- 350 g extra lean ground beef
- 1 medium onion, finely chopped
- 1 medium bell pepper, chopped
- 3/4 cup water
- 1 cup crushed tomatoes
- 2-3 tablespoons dried barberries (also known as Zereshk, you can find at any Iranian store), picked over to remove any stones
- 1/3 cup coarsely ground walnuts
- 4 medium potatoes, cooked, peeled, grated on the small holes of a box grater
- vegetable oil
- 2 cups milk
- 1 tablespoon dried oregano leaves
- 2 1/2 teaspoons turmeric powder
- salt & pepper to taste
Heat 2 tablespoons oil in a pot over medium heat. Add the chopped onions and sauté until tender, about 5 minutes.
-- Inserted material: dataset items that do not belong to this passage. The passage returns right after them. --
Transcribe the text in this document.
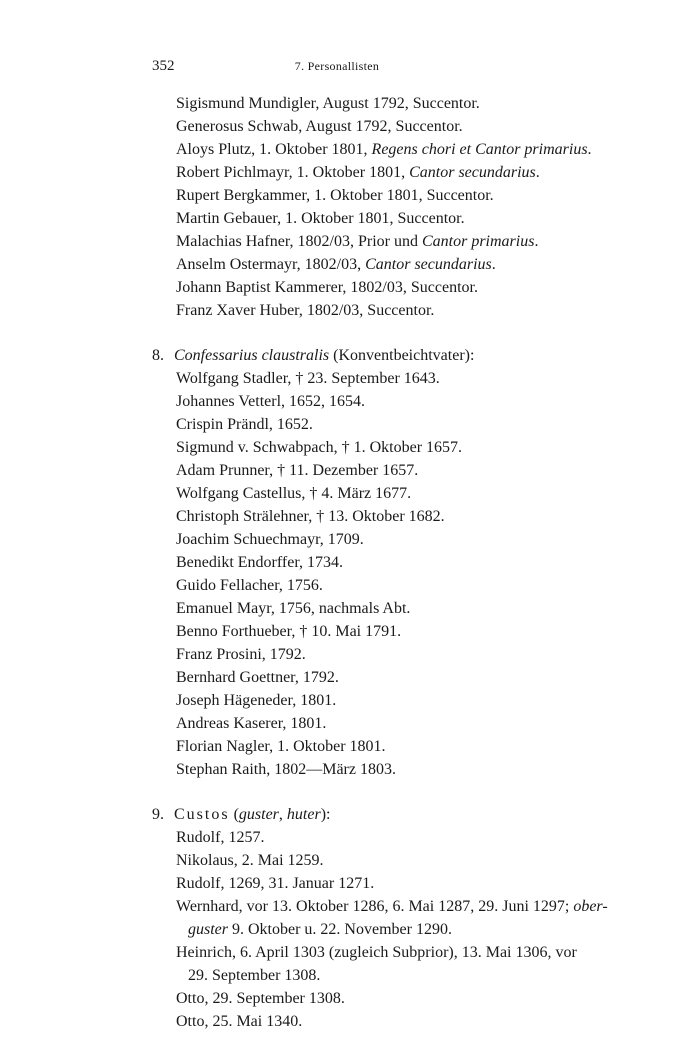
352	7. Personallisten
Sigismund Mundigler, August 1792, Succentor.
Generosus Schwab, August 1792, Succentor.
Aloys Plutz, 1. Oktober 1801, Regens chori et Cantor primarius.
Robert Pichlmayr, 1. Oktober 1801, Cantor secundarius.
Rupert Bergkammer, 1. Oktober 1801, Succentor.
Martin Gebauer, 1. Oktober 1801, Succentor.
Malachias Hafner, 1802/03, Prior und Cantor primarius.
Anselm Ostermayr, 1802/03, Cantor secundarius.
Johann Baptist Kammerer, 1802/03, Succentor.
Franz Xaver Huber, 1802/03, Succentor.
8. Confessarius claustralis (Konventbeichtvater):
Wolfgang Stadler, † 23. September 1643.
Johannes Vetterl, 1652, 1654.
Crispin Prändl, 1652.
Sigmund v. Schwabpach, † 1. Oktober 1657.
Adam Prunner, † 11. Dezember 1657.
Wolfgang Castellus, † 4. März 1677.
Christoph Strälehner, † 13. Oktober 1682.
Joachim Schuechmayr, 1709.
Benedikt Endorffer, 1734.
Guido Fellacher, 1756.
Emanuel Mayr, 1756, nachmals Abt.
Benno Forthueber, † 10. Mai 1791.
Franz Prosini, 1792.
Bernhard Goettner, 1792.
Joseph Hägeneder, 1801.
Andreas Kaserer, 1801.
Florian Nagler, 1. Oktober 1801.
Stephan Raith, 1802—März 1803.
9. Custos (guster, huter):
Rudolf, 1257.
Nikolaus, 2. Mai 1259.
Rudolf, 1269, 31. Januar 1271.
Wernhard, vor 13. Oktober 1286, 6. Mai 1287, 29. Juni 1297; ober-
guster 9. Oktober u. 22. November 1290.
Heinrich, 6. April 1303 (zugleich Subprior), 13. Mai 1306, vor
29. September 1308.
Otto, 29. September 1308.
Otto, 25. Mai 1340.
Increase heat to medium-high, add ground beef and cook until no longer pink.
Add 2 teaspoons turmeric powder, crushed tomatoes, chopped bell peppers, water, salt and pepper. Cover the pot and simmer over medium-low heat until all of the liquid is evaporated.
Add dried barberries (Zereshk) and ground walnuts; cook for 5 more minutes.
Meanwhile, place the grated potatoes, 1/2 teaspoon turmeric powder, salt and pepper in a large bowl. Slowly add the milk and mix until smooth. Taste and add more salt and pepper if needed.
Spoon the ground beef mixture into an 8x11 inch casserole dish. Sprinkle with oregano.
Spread the potato mixture on top of the beef mixture. Pour 4 tablespoons oil evenly on top.
Place on the middle rack of the oven and broil on low heat until golden brown. Remove from oven and let stand for 5-10 minutes before serving.